L’actu arabe en un clin d’œil

Washington presse Israël d’avancer vers la fin des combats à Gaza, au Liban et face à l’Iran, a rapporté dimanche 9 août la chaîne israélienne Channel 13, au moment où le Premier ministre Benjamin Netanyahu rejette plusieurs conditions défendues par l’administration américaine.

Lors d’une visite en Israël samedi, le chef du commandement américain pour le Moyen-Orient (CENTCOM), l’amiral Brad Cooper, a transmis un message appelant à progresser vers la « fermeture de trois fronts », selon des sources politiques citées par Channel 13 et reprises lundi par le quotidien palestinien al-Quds.

Gaza, premier point de rupture

À Gaza, le désaccord est désormais public. Netanyahu a annoncé dimanche qu’Israël rejetait la feuille de route en 15 points soutenue par le « Conseil de paix » américain et qu’aucun retrait israélien n’aurait lieu avant un désarmement complet du Hamas.

« L’armée israélienne n’effectuera aucun retrait avant le désarmement du Hamas », a déclaré Netanyahu, cité par Al Jazeera. Il a précisé que celui-ci devait concerner les armes lourdes comme légères et constituer un désarmement « réel ».

Selon al-Quds, le Hamas a réaffirmé dimanche son engagement envers la feuille de route négociée avec les médiateurs au Caire et demandé à Washington de faire pression sur Israël pour qu’elle soit appliquée.

Pari économique sur l’Iran

Face à l’Iran, Donald Trump privilégie désormais la pression économique plutôt qu’une reprise immédiate des grandes opérations militaires. « Nous faisons profil bas », a-t-il déclaré dimanche à Axios, alors qu’il était encore proche, une semaine auparavant, d’ordonner une reprise des combats.

Le président américain estime Téhéran déjà fortement affaibli économiquement. Dans le même entretien, il a évoqué une inflation très élevée, un manque de liquidités et affirmé que l’Iran n’avait plus les moyens de payer correctement ses troupes. Selon Trump, le blocus naval américain aggrave ces difficultés.

Des responsables américains interrogés fin juillet par Axios défendaient déjà cette stratégie, estimant que les sanctions et le blocus pouvaient finir par peser davantage sur le régime que les bombardements.

L’un d’eux affirmait que les services de renseignement relevaient des difficultés à payer les combattants, ainsi que des risques de retraits massifs dans les banques et des pénuries d’essence.

En parallèle, l’Iran et Oman finalisent un projet d’arrangement destiné à rétablir la navigation dans le détroit d’Ormuz.

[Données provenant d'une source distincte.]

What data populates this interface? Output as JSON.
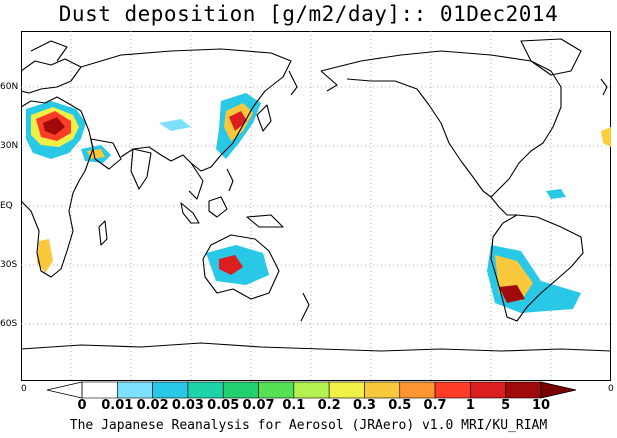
{
  "title": "Dust deposition [g/m2/day]:: 01Dec2014",
  "lat_labels": [
    "60N",
    "30N",
    "EQ",
    "30S",
    "60S"
  ],
  "colorbar": {
    "left_edge_label": "0",
    "right_edge_label": "0",
    "levels": [
      "0",
      "0.01",
      "0.02",
      "0.03",
      "0.05",
      "0.07",
      "0.1",
      "0.2",
      "0.3",
      "0.5",
      "0.7",
      "1",
      "5",
      "10"
    ],
    "colors": [
      "#ffffff",
      "#7ee0ff",
      "#28c8e6",
      "#1ed2aa",
      "#22d070",
      "#55e055",
      "#b4f050",
      "#f0f046",
      "#fac83c",
      "#ff9632",
      "#ff3c28",
      "#dc1e1e",
      "#a00a0a",
      "#780000"
    ]
  },
  "footer": "The Japanese Reanalysis for Aerosol (JRAero) v1.0 MRI/KU_RIAM"
}
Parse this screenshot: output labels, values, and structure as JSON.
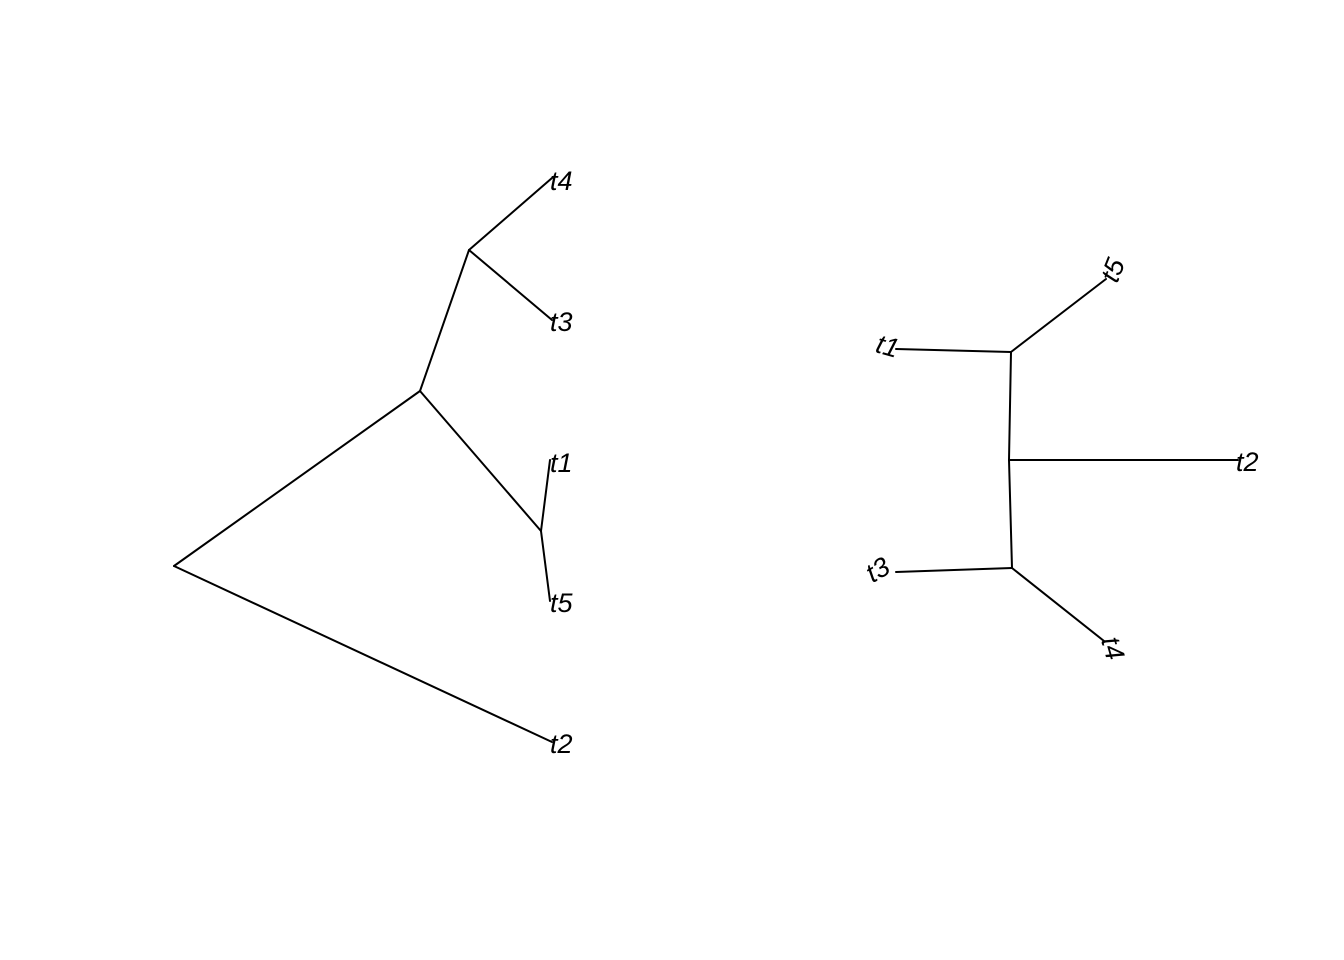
{
  "trees": [
    {
      "type": "cladogram",
      "tips": [
        {
          "id": "t4",
          "label": "t4"
        },
        {
          "id": "t3",
          "label": "t3"
        },
        {
          "id": "t1",
          "label": "t1"
        },
        {
          "id": "t5",
          "label": "t5"
        },
        {
          "id": "t2",
          "label": "t2"
        }
      ]
    },
    {
      "type": "unrooted",
      "tips": [
        {
          "id": "t5",
          "label": "t5"
        },
        {
          "id": "t1",
          "label": "t1"
        },
        {
          "id": "t2",
          "label": "t2"
        },
        {
          "id": "t3",
          "label": "t3"
        },
        {
          "id": "t4",
          "label": "t4"
        }
      ]
    }
  ],
  "colors": {
    "background": "#ffffff",
    "branch": "#000000",
    "label": "#000000"
  }
}
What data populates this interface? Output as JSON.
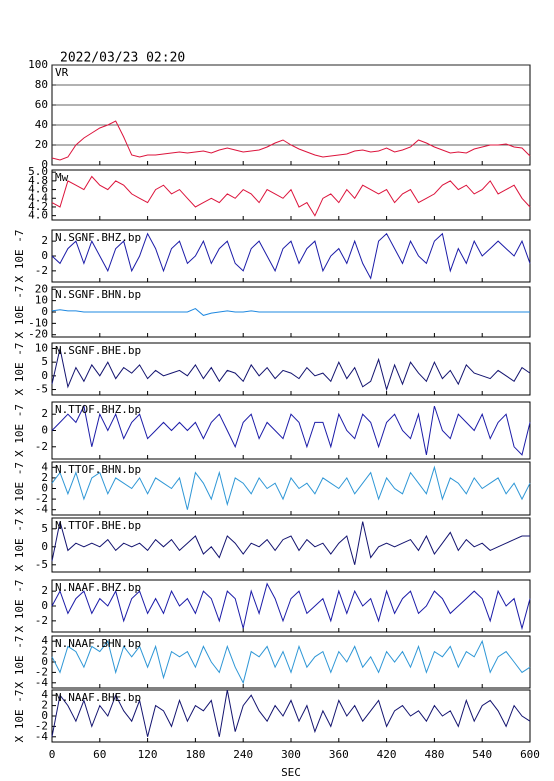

Téhéran conditionne toutefois sa réouverture complète à plusieurs concessions américaines, dont la levée des sanctions, la libération de ses avoirs gelés et la fin du blocus naval, selon Reuters. Washington et Téhéran ne négocient pas directement mais communiquent par l’intermédiaire de médiateurs.

Pressions au Liban

Au Liban, la pression américaine porte davantage sur le terrain. Selon Channel 13, le chef du CENTCOM Brad Cooper a demandé lors de sa visite en Israël d’avancer vers de nouveaux retraits israéliens dans le sud du pays.

Les négociations sous médiation américaine ont déjà permis en juillet le lancement de premières « zones pilotes », où l’armée israélienne se retire pour laisser l’armée libanaise se déployer et démanteler les infrastructures du Hezbollah.

La session de pourparlers organisée à Rome du 4 au 6 août s’est achevée sans avancée sur de nouveaux retraits, notamment en raison de désaccords sur les zones concernées et les mécanismes de supervision.

Mais Israël lie de son côté tout nouveau recul à des garanties sur le désarmement du Hezbollah et veut conserver une zone de sécurité ainsi qu’une capacité d’intervention en cas menaces du mouvement pro-iranien.